Through My Lens: Inside the Oude Kerk

I chose this photo for today, the Fifth Sunday of Lent, because I love how the different features of Amsterdam’s Oude Kerk are visible in one shot.

There are the tall pillars, of course, And the pointed Gothic arches and windows.

What’s unique to the Oude Kerk is its wooden ceiling, which miraculously survived fires that swept through Amsterdam in 1421 and again in 1452 (after which wooden buildings were banned from the city). If you look closely, you can see the remains of the paintings commissioned by wealthy patrons.

And then there are the miniature ships. The Oude Kerk is steps away from the IJ and was traditionally a port church where the seamen came to pray for safety. The little ships are a testament to that history.

Through My Lens: Oude Kerk

My photo choice for the Fourth Sunday of Lent is Amsterdam’s Oude Kerk.

With Oude Kerk being Dutch for “old church,” this church is, as you’d expect, Amsterdam’s oldest. At 800 years, it is also the city’s oldest building. I wish I had thought to cross the canal to get enough distance for a proper photo because this one shows only a small part of the building, which has been extended many times since it was consecrated in 1306. Those are houses attached to the church — houses attached to the outer walls of a church seems to have been a common practice in the Netherlands.

The Oude Kerk stands in the heart of De Wallen — Amsterdam’s red-light district — which can take you by surprise if you’re not expecting it. Every tourist has a story about their first encounter with the red-lit windows in which the prostitutes stand. Mine was many years ago while on a walking tour of old Amsterdam with my much older, much more conservative Dutch cousin. She wanted to show me the Oude Kerk, but all I was noticing were the windows of women facing the church.

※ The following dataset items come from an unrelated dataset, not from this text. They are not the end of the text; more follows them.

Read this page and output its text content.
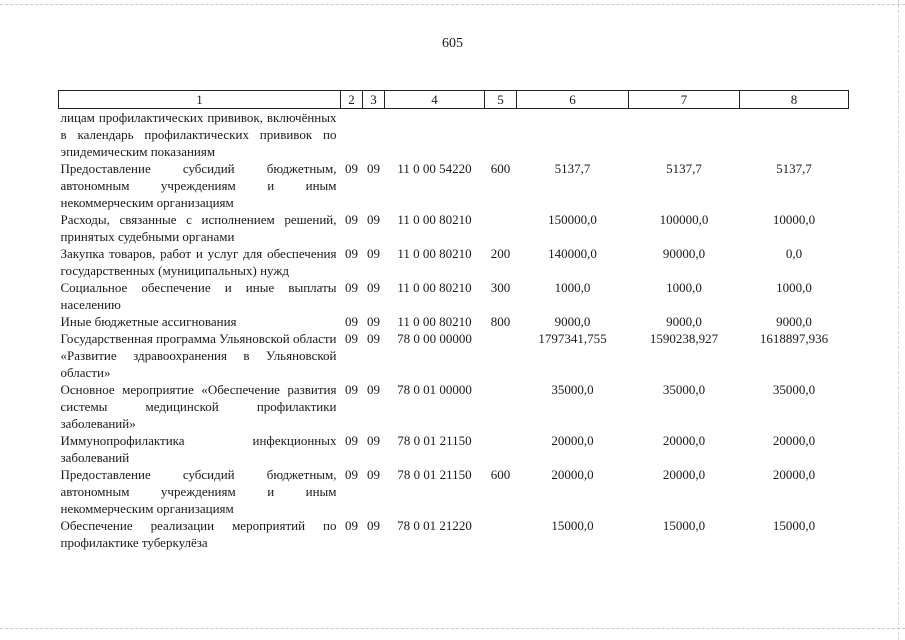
605
1	2	3	4	5	6	7	8
лицам профилактических прививок, включённых в календарь профилактических прививок по эпидемическим показаниям							
Предоставление субсидий бюджетным, автономным учреждениям и иным некоммерческим организациям	09	09	11 0 00 54220	600	5137,7	5137,7	5137,7
Расходы, связанные с исполнением решений, принятых судебными органами	09	09	11 0 00 80210		150000,0	100000,0	10000,0
Закупка товаров, работ и услуг для обеспечения государственных (муниципальных) нужд	09	09	11 0 00 80210	200	140000,0	90000,0	0,0
Социальное обеспечение и иные выплаты населению	09	09	11 0 00 80210	300	1000,0	1000,0	1000,0
Иные бюджетные ассигнования	09	09	11 0 00 80210	800	9000,0	9000,0	9000,0
Государственная программа Ульяновской области «Развитие здравоохранения в Ульяновской области»	09	09	78 0 00 00000		1797341,755	1590238,927	1618897,936
Основное мероприятие «Обеспечение развития системы медицинской профилактики заболеваний»	09	09	78 0 01 00000		35000,0	35000,0	35000,0
Иммунопрофилактика инфекционных заболеваний	09	09	78 0 01 21150		20000,0	20000,0	20000,0
Предоставление субсидий бюджетным, автономным учреждениям и иным некоммерческим организациям	09	09	78 0 01 21150	600	20000,0	20000,0	20000,0
Обеспечение реализации мероприятий по профилактике туберкулёза	09	09	78 0 01 21220		15000,0	15000,0	15000,0
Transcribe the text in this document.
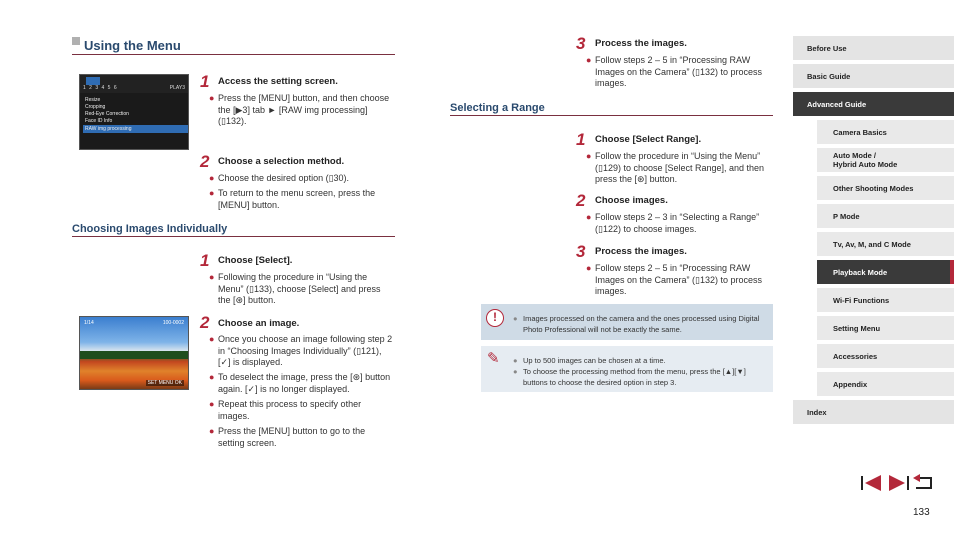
Using the Menu
1 2 3 4 5 6	PLAY3
Resize
Cropping
Red-Eye Correction
Face ID Info
RAW img processing
1 Access the setting screen.
● Press the [MENU] button, and then choose the [▶3] tab ► [RAW img processing] (▯132).
2 Choose a selection method.
● Choose the desired option (▯30).
● To return to the menu screen, press the [MENU] button.
Choosing Images Individually
1 Choose [Select].
● Following the procedure in “Using the Menu” (▯133), choose [Select] and press the [⊛] button.
1/14	100-0002
SET MENU OK
2 Choose an image.
● Once you choose an image following step 2 in “Choosing Images Individually” (▯121), [✓] is displayed.
● To deselect the image, press the [⊛] button again. [✓] is no longer displayed.
● Repeat this process to specify other images.
● Press the [MENU] button to go to the setting screen.
3 Process the images.
● Follow steps 2 – 5 in “Processing RAW Images on the Camera” (▯132) to process images.
Selecting a Range
1 Choose [Select Range].
● Follow the procedure in “Using the Menu” (▯129) to choose [Select Range], and then press the [⊛] button.
2 Choose images.
● Follow steps 2 – 3 in “Selecting a Range” (▯122) to choose images.
3 Process the images.
● Follow steps 2 – 5 in “Processing RAW Images on the Camera” (▯132) to process images.
● Images processed on the camera and the ones processed using Digital Photo Professional will not be exactly the same.
!
● Up to 500 images can be chosen at a time.
● To choose the processing method from the menu, press the [▲][▼] buttons to choose the desired option in step 3.
✎
Before Use
Basic Guide
Advanced Guide
Camera Basics
Auto Mode /
Hybrid Auto Mode
Other Shooting Modes
P Mode
Tv, Av, M, and C Mode
Playback Mode
Wi-Fi Functions
Setting Menu
Accessories
Appendix
Index
133
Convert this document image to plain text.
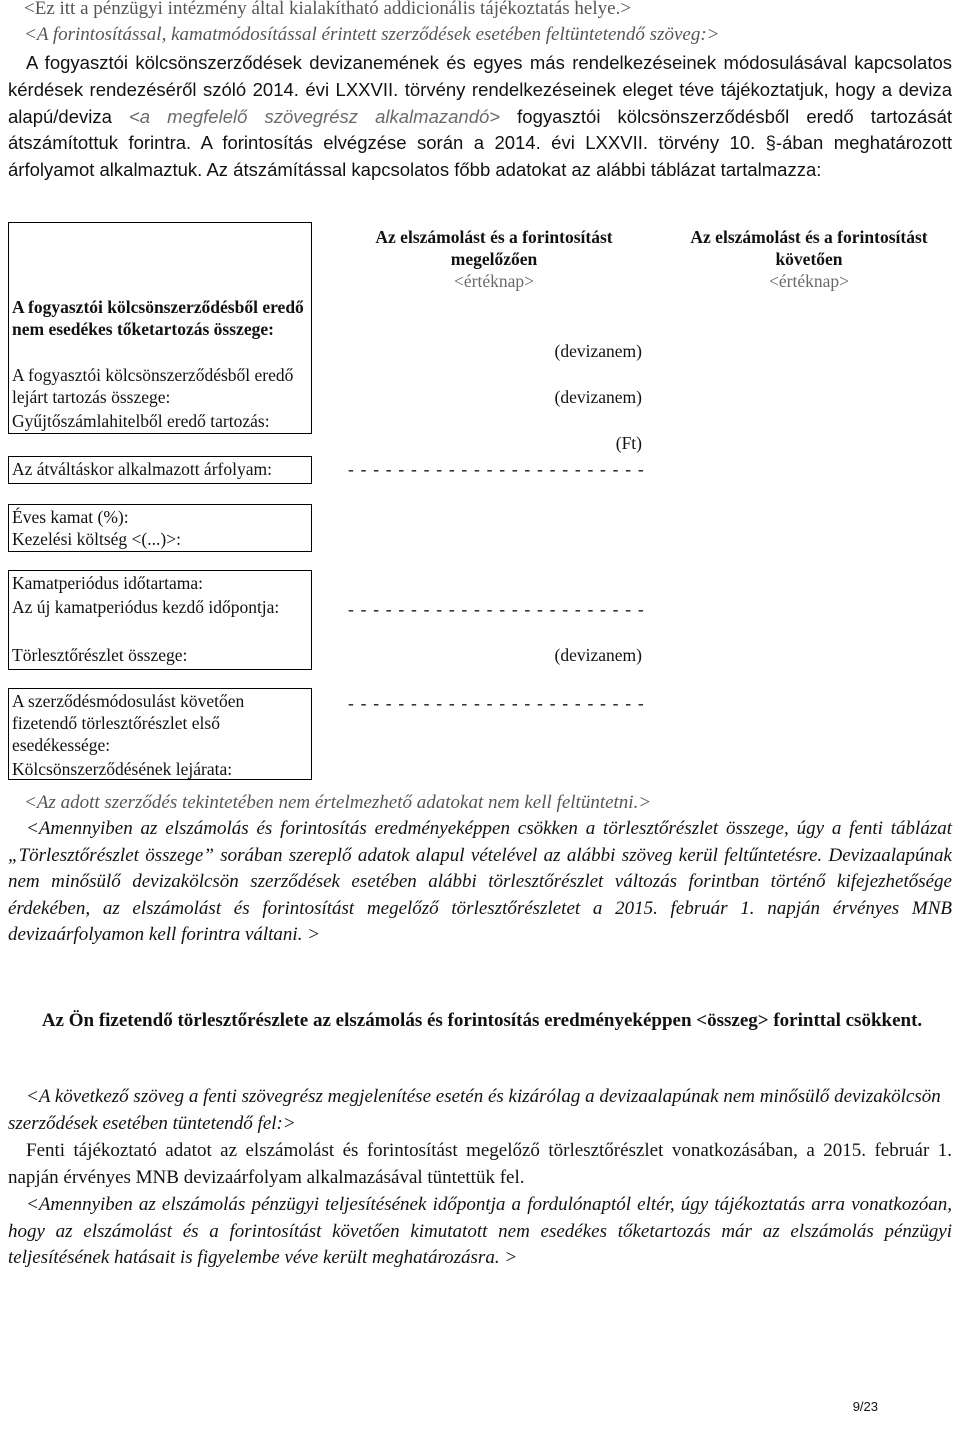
<Ez itt a pénzügyi intézmény által kialakítható addicionális tájékoztatás helye.>

<A forintosítással, kamatmódosítással érintett szerződések esetében feltüntetendő szöveg:>

A fogyasztói kölcsönszerződések devizanemének és egyes más rendelkezéseinek módosulásával kapcsolatos kérdések rendezéséről szóló 2014. évi LXXVII. törvény rendelkezéseinek eleget téve tájékoztatjuk, hogy a deviza alapú/deviza <a megfelelő szövegrész alkalmazandó> fogyasztói kölcsönszerződésből eredő tartozását átszámítottuk forintra. A forintosítás elvégzése során a 2014. évi LXXVII. törvény 10. §-ában meghatározott árfolyamot alkalmaztuk. Az átszámítással kapcsolatos főbb adatokat az alábbi táblázat tartalmazza:

Az elszámolást és a forintosítást megelőzően
<értéknap>
Az elszámolást és a forintosítást követően
<értéknap>
A fogyasztói kölcsönszerződésből eredő nem esedékes tőketartozás összege:
A fogyasztói kölcsönszerződésből eredő lejárt tartozás összege:
Gyűjtőszámlahitelből eredő tartozás:
Az átváltáskor alkalmazott árfolyam:
Éves kamat (%):
Kezelési költség <(...)>:
Kamatperiódus időtartama:
Az új kamatperiódus kezdő időpontja:
Törlesztőrészlet összege:
A szerződésmódosulást követően fizetendő törlesztőrészlet első esedékessége:
Kölcsönszerződésének lejárata:
(devizanem)
(devizanem)
(Ft)
- - - - - - - - - - - - - - - - - - - - - - - -
- - - - - - - - - - - - - - - - - - - - - - - -
(devizanem)
- - - - - - - - - - - - - - - - - - - - - - - -

<Az adott szerződés tekintetében nem értelmezhető adatokat nem kell feltüntetni.>

<Amennyiben az elszámolás és forintosítás eredményeképpen csökken a törlesztőrészlet összege, úgy a fenti táblázat „Törlesztőrészlet összege” sorában szereplő adatok alapul vételével az alábbi szöveg kerül feltűntetésre. Devizaalapúnak nem minősülő devizakölcsön szerződések esetében alábbi törlesztőrészlet változás forintban történő kifejezhetősége érdekében, az elszámolást és forintosítást megelőző törlesztőrészletet a 2015. február 1. napján érvényes MNB devizaárfolyamon kell forintra váltani. >

Az Ön fizetendő törlesztőrészlete az elszámolás és forintosítás eredményeképpen <összeg> forinttal csökkent.

<A következő szöveg a fenti szövegrész megjelenítése esetén és kizárólag a devizaalapúnak nem minősülő devizakölcsön szerződések esetében tüntetendő fel:>

Fenti tájékoztató adatot az elszámolást és forintosítást megelőző törlesztőrészlet vonatkozásában, a 2015. február 1. napján érvényes MNB devizaárfolyam alkalmazásával tüntettük fel.

<Amennyiben az elszámolás pénzügyi teljesítésének időpontja a fordulónaptól eltér, úgy tájékoztatás arra vonatkozóan, hogy az elszámolást és a forintosítást követően kimutatott nem esedékes tőketartozás már az elszámolás pénzügyi teljesítésének hatásait is figyelembe véve került meghatározásra. >

9/23
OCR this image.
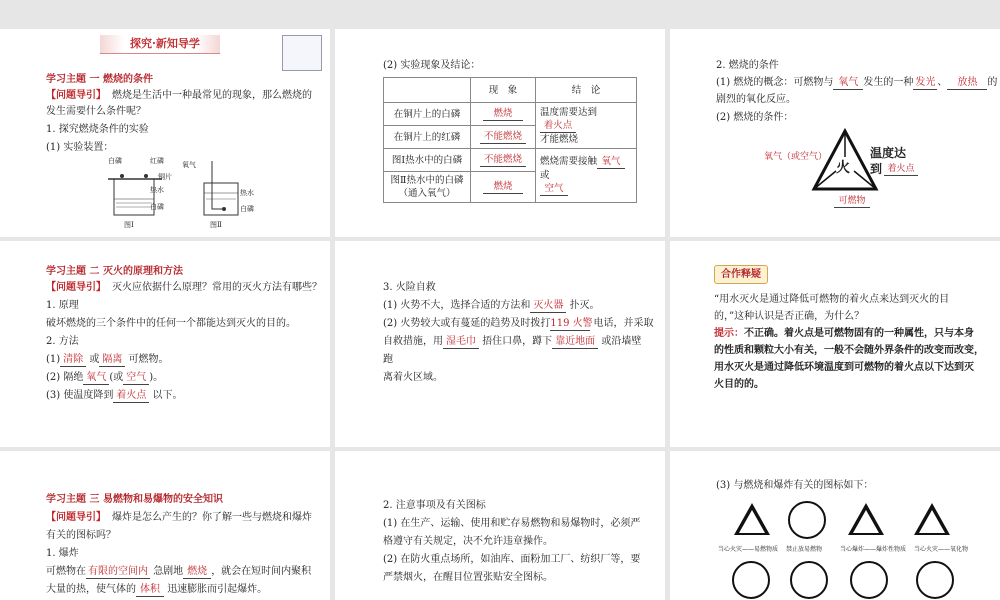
探究·新知导学
学习主题 一 燃烧的条件
【问题导引】 燃烧是生活中一种最常见的现象，那么燃烧的
发生需要什么条件呢？
1. 探究燃烧条件的实验
(1) 实验装置：
白磷	红磷
铜片
热水
白磷
氧气
热水
白磷
图Ⅰ	图Ⅱ
(2) 实验现象及结论：
	现　象	结　论
在铜片上的白磷	燃烧	温度需要达到着火点
才能燃烧
在铜片上的红磷	不能燃烧	
图Ⅰ热水中的白磷	不能燃烧	燃烧需要接触 氧气 或
空气
图Ⅱ热水中的白磷
（通入氧气）	燃烧	
2. 燃烧的条件
(1) 燃烧的概念：可燃物与 氧气 发生的一种 发光 、 放热 的
剧烈的氧化反应。
(2) 燃烧的条件：
火
氧气（或空气）	温度达
到 着火点
可燃物
学习主题 二 灭火的原理和方法
【问题导引】 灭火应依据什么原理？常用的灭火方法有哪些？
1. 原理
破坏燃烧的三个条件中的任何一个都能达到灭火的目的。
2. 方法
(1) 清除 或 隔离 可燃物。
(2) 隔绝 氧气 (或 空气 )。
(3) 使温度降到 着火点 以下。
3. 火险自救
(1) 火势不大，选择合适的方法和 灭火器 扑灭。
(2) 火势较大或有蔓延的趋势及时拨打119 火警 电话，并采取
自救措施，用 湿毛巾 捂住口鼻，蹲下 靠近地面 或沿墙壁
跑
离着火区域。
合作释疑
“用水灭火是通过降低可燃物的着火点来达到灭火的目
的，”这种认识是否正确，为什么？
提示：不正确。着火点是可燃物固有的一种属性，只与本身
的性质和颗粒大小有关，一般不会随外界条件的改变而改变，
用水灭火是通过降低环境温度到可燃物的着火点以下达到灭
火目的的。
学习主题 三 易燃物和易爆物的安全知识
【问题导引】 爆炸是怎么产生的？你了解一些与燃烧和爆炸
有关的图标吗？
1. 爆炸
可燃物在 有限的空间内 急剧地 燃烧 ，就会在短时间内聚积
大量的热，使气体的 体积 迅速膨胀而引起爆炸。
2. 注意事项及有关图标
(1) 在生产、运输、使用和贮存易燃物和易爆物时，必须严
格遵守有关规定，决不允许违章操作。
(2) 在防火重点场所，如油库、面粉加工厂、纺织厂等，要
严禁烟火，在醒目位置张贴安全图标。
(3) 与燃烧和爆炸有关的图标如下：
当心火灾——易燃物质 禁止放易燃物	当心爆炸——爆炸性物质 当心火灾——氧化物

Which I pretended I hadn’t noticed. As difficult as that was.

Through My Lens: Inside the Westerkerk

Last week I showed you the Westerkerk, and for today, the Third Sunday of Lent, here is what it looks like on the inside.

European Protestant churches have quite a different feel on the inside than their Catholic counterparts, with the most noticeable difference being how much lighter they are. It’s refreshing in one way, but with fewer stained glass windows and no artwork, some might consider them a bit dull.

Initially there was no organ in the Westerkerk — the Calvinists frowned on musical instruments of any kind — but some 50 years later one was commissioned and installed in the church. In the summers, the Westerkerk offers free lunchtime organ concerts on Fridays, and for one week in August a concert series they call Geen dag zonder Bach (“No day without Bach”), consisting of a daily concert of music by my go-to organ guy: J. S. Bach.